Bu ilkeler ışığında somut olaya gelince;
Mahkemece, inşaat mühendisi bilirkişisinin raporuna itibar edilerek davanın kabulüne ve krokide (A) harfi ile belirlenen kanalın üzerinin kapatılmasına karar verilmiştir. Komşuluk hukukuna aykırı davranışın giderilmesi için mahkemece yapılacak keşifte en uygun ihtisas grubu ve meslek erbabından seçilecek bilirkişiler görevlendirilerek rapor alınmalıdır.
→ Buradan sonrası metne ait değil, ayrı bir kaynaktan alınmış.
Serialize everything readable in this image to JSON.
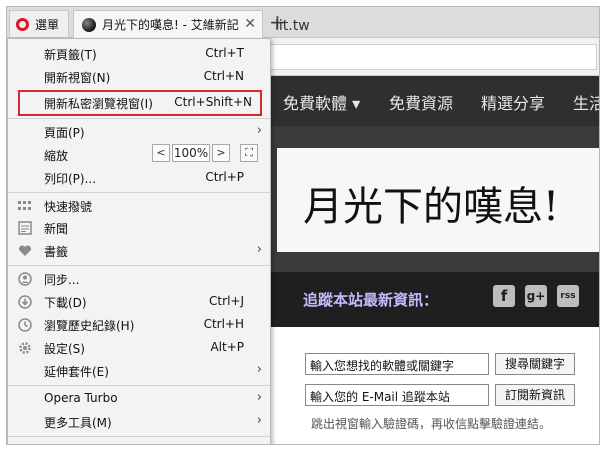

Davaya konu olayda inşaat mühendisi bilirkişi ehil bilirkişi sayılamayacağından çevre kirliliği ile ilgili konusunda uzman bilirkişiler marifetiyle keşif yapılarak komşuluk hukukuna aykırı davranışın ne şekilde giderileceğinin belirlenmesi gerekir.
Kabule göre de; İcra ve İflas Kanununun 30. maddesi hükmü gereğince bir işin yapılmasına dair olan ilamın icra müdürlüğüne verilmesi üzerine borçluya bir icra emri gönderilerek ilamda gösterilen süre içinde ve eğer süre verilmemişse işin mahiyetine göre başlama ve bitirme zamanları tayin edilerek icra müdürlüğü tarafından o işin yapılması emredilir. Borçlu emir gereğini yerine getirmezse lazım gelen masraf icra müdürü tarafından bilirkişiye hesaplattırılarak ayrıca bir hüküm gerekmeksizin bu masraf borçludan tahsil edilir. Açıkçası ilamın icrası için yapılacak giderler ancak mahkeme hükmünün kesinleşmesi ve icra müdürlüğünden infazının talep edilmesi halinde icra müdürünün belirleyeceği yöntemle tahsil edileceğinden bunun açılan davada peşinen istenme olanağı yoktur. Mahkemece, İcra İflas Kanununun 30. maddesi hükmü gözardı edilerek yapılması gereken iş için ayrıca gerekli olan masrafın davalıdan tahsiline dair hüküm kurulması doğru görülmemiştir.
Mahkemece eksik inceleme ile yazılı şekilde hüküm kurulması doğru görülmemiş, bu sebeple kararın bozulması gerekmiştir.
SONUÇ: Yukarıda (1) numaralı bentte açıklanan nedenlerle davacının ve davalının diğer temyiz itirazlarının reddine, (2) numaralı bent uyarınca davacı vekilinin ve davalı temsilcisinin temyiz itirazlarının kabulü ile hükmün BOZULMASINA, peşin yatırılan harcın istek halinde yatırana iadesine, 05.02.2013 tarihinde oybirliğiyle karar verildi.